The Cincinnati Enquirer

        Lockland Police Chief Ken Johnson was charged Monday with submitting false records so he could collect overtime payments for hours he did not work.

        A Hamilton County grand jury indicted Chief Johnson on charges of theft in office and tampering with records.

        He pleaded not guilty to both counts in Common Pleas Court and was released without bond.

        Prosecutor Mike Allen said his investigators determined Chief Johnson used phony time sheets to arrange payment of 11 hours of overtime between June and August of 1997.

        Although the amount of money involved is small, Mr.
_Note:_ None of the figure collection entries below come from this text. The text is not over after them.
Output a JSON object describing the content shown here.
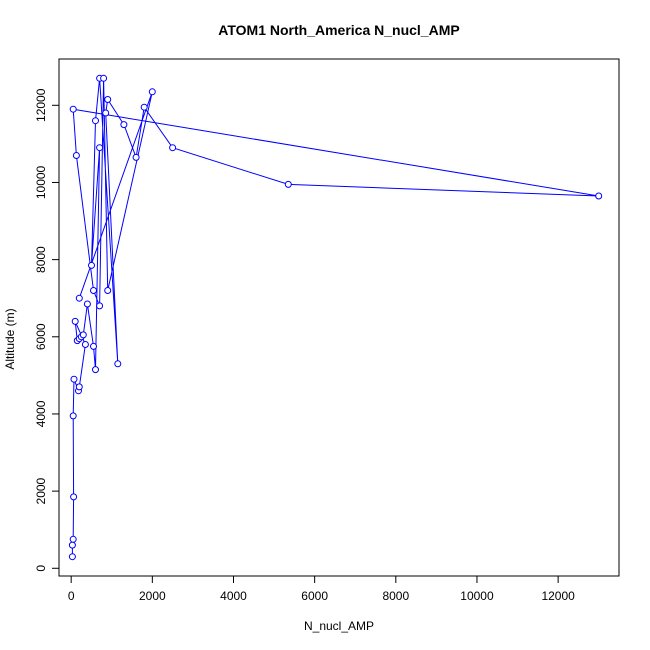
{
  "chart_data": {
    "type": "scatter",
    "title": "ATOM1 North_America N_nucl_AMP",
    "xlabel": "N_nucl_AMP",
    "ylabel": "Altitude (m)",
    "xlim": [
      -300,
      13500
    ],
    "ylim": [
      -200,
      13200
    ],
    "xticks": [
      0,
      2000,
      4000,
      6000,
      8000,
      10000,
      12000
    ],
    "yticks": [
      0,
      2000,
      4000,
      6000,
      8000,
      10000,
      12000
    ],
    "grid": false,
    "legend": "none",
    "color": "#0000ff",
    "series": [
      {
        "x": [
          30,
          30,
          50,
          60,
          50,
          70,
          180,
          200,
          350,
          100,
          150,
          200,
          250,
          300,
          400,
          550,
          600,
          700,
          500,
          600,
          700,
          1150,
          850,
          900,
          1300,
          1600,
          1800,
          2500,
          5350,
          13000,
          50,
          130,
          550,
          700,
          800,
          900,
          2000,
          200
        ],
        "y": [
          300,
          600,
          750,
          1850,
          3950,
          4900,
          4600,
          4700,
          5800,
          6400,
          5900,
          5950,
          6000,
          6050,
          6850,
          5750,
          5150,
          10900,
          7850,
          11600,
          12700,
          5300,
          11800,
          12150,
          11500,
          10650,
          11950,
          10900,
          9950,
          9650,
          11900,
          10700,
          7200,
          6800,
          12700,
          7200,
          12350,
          7000
        ]
      }
    ]
  }
}
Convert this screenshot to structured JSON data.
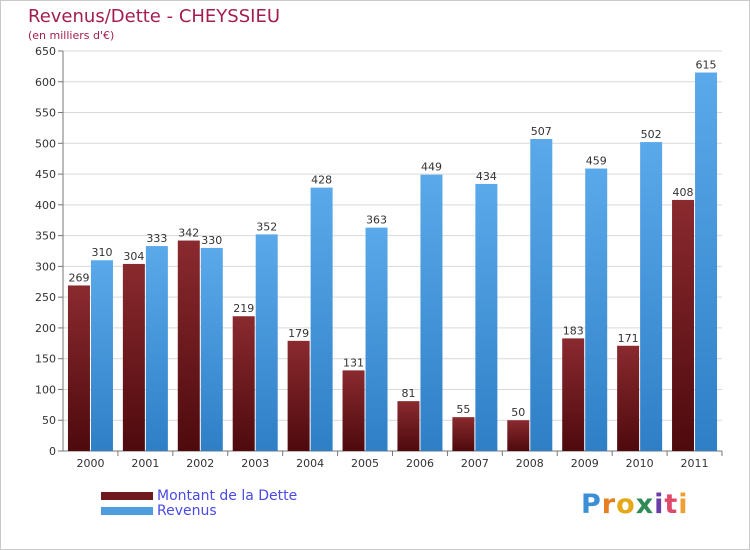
{
  "chart_data": {
    "type": "bar",
    "title": "Revenus/Dette - CHEYSSIEU",
    "subtitle": "(en milliers d'€)",
    "categories": [
      "2000",
      "2001",
      "2002",
      "2003",
      "2004",
      "2005",
      "2006",
      "2007",
      "2008",
      "2009",
      "2010",
      "2011"
    ],
    "series": [
      {
        "name": "Montant de la Dette",
        "color": "#6e1a1e",
        "values": [
          269,
          304,
          342,
          219,
          179,
          131,
          81,
          55,
          50,
          183,
          171,
          408
        ]
      },
      {
        "name": "Revenus",
        "color": "#4d9de0",
        "values": [
          310,
          333,
          330,
          352,
          428,
          363,
          449,
          434,
          507,
          459,
          502,
          615
        ]
      }
    ],
    "y_ticks": [
      "0",
      "50",
      "100",
      "150",
      "200",
      "250",
      "300",
      "350",
      "400",
      "450",
      "500",
      "550",
      "600",
      "650"
    ],
    "ylim": [
      0,
      650
    ],
    "grid": true,
    "legend_position": "bottom-left"
  },
  "legend": {
    "items": [
      {
        "label": "Montant de la Dette",
        "color": "#6e1a1e"
      },
      {
        "label": "Revenus",
        "color": "#4d9de0"
      }
    ]
  },
  "logo": {
    "letters": [
      "P",
      "r",
      "o",
      "x",
      "i",
      "t",
      "i"
    ],
    "colors": [
      "#3b8fd6",
      "#e67e22",
      "#e6a817",
      "#2e8b57",
      "#6a3da8",
      "#e04a6a",
      "#f0a030"
    ]
  }
}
Allen said the prosecution is necessary because “public officials must be held to a higher standard.”

        Chief Johnson, 45, was suspended with pay after his indictment Monday.
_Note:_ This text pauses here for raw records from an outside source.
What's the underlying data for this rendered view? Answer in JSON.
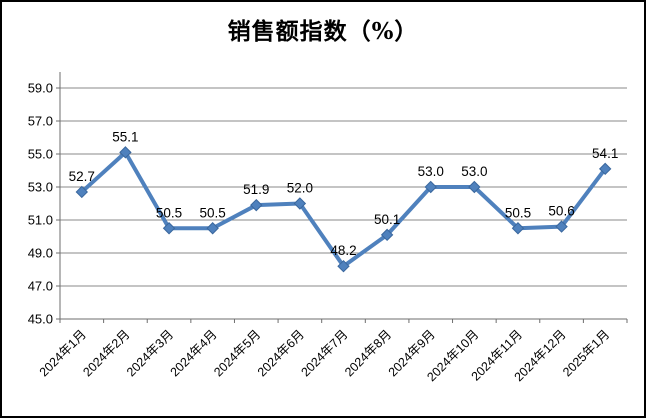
{
  "title": "销售额指数（%）",
  "chart_data": {
    "type": "line",
    "title": "销售额指数（%）",
    "categories": [
      "2024年1月",
      "2024年2月",
      "2024年3月",
      "2024年4月",
      "2024年5月",
      "2024年6月",
      "2024年7月",
      "2024年8月",
      "2024年9月",
      "2024年10月",
      "2024年11月",
      "2024年12月",
      "2025年1月"
    ],
    "values": [
      52.7,
      55.1,
      50.5,
      50.5,
      51.9,
      52.0,
      48.2,
      50.1,
      53.0,
      53.0,
      50.5,
      50.6,
      54.1
    ],
    "xlabel": "",
    "ylabel": "",
    "ylim": [
      45.0,
      59.0
    ],
    "ytick_step": 2.0,
    "yticks": [
      "59.0",
      "57.0",
      "55.0",
      "53.0",
      "51.0",
      "49.0",
      "47.0",
      "45.0"
    ],
    "grid": true,
    "legend_position": "none",
    "marker": "diamond",
    "colors": {
      "series_line": "#4F81BD",
      "marker_fill": "#4F81BD",
      "marker_edge": "#3A679D",
      "gridline": "#898989",
      "axis": "#6e6e6e",
      "text": "#000000",
      "background": "#ffffff",
      "border": "#000000"
    },
    "data_label_decimals": 1
  }
}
        Lockland officials praised Chief Johnson's work at the police department and said he had performed well in a variety of jobs there since joining in 1978.

        “I'm deeply saddened,” Mayor Jim Brown said in a statement.

        “Ken Johnson has brought to our police department a high degree of professionalism, has strengthened morale within the department and has been very responsive to the needs of our village.”

        He said Chief Johnson would remain on paid administrative leave until the case is resolved.

        His attorney, William Whalen, said the case had gone before a grand jury once before and did not result in an indictment.

        Instead, he said, prosecutors referred the case to Lockland officials for an internal investigation.

        Mr. Whalen said the investigation found his client was guilty of poor record-keeping, not a crime.

        “The worst-case scenario is that it's sloppy record-keeping,” Mr. Whalen said.

        Chief Johnson could not be reached for comment.

        Mr. Brown said Chief Johnson was suspended without pay for two days in 1997 because his records were “extremely poor and unprofessional.”

        He said village officials offered to turn over the results of their investigation to prosecutors, but that offer was not accepted.

        Mr. Allen said his office began its investigation after receiving a tip from a former Lockland officer.

        He said the officer, Mark Reiber, revealed the information during an administrative process that eventually led to his firing.

        If convicted on both charges, Chief Johnson would face a maximum sentence of two years in jail and a $5,000 fine.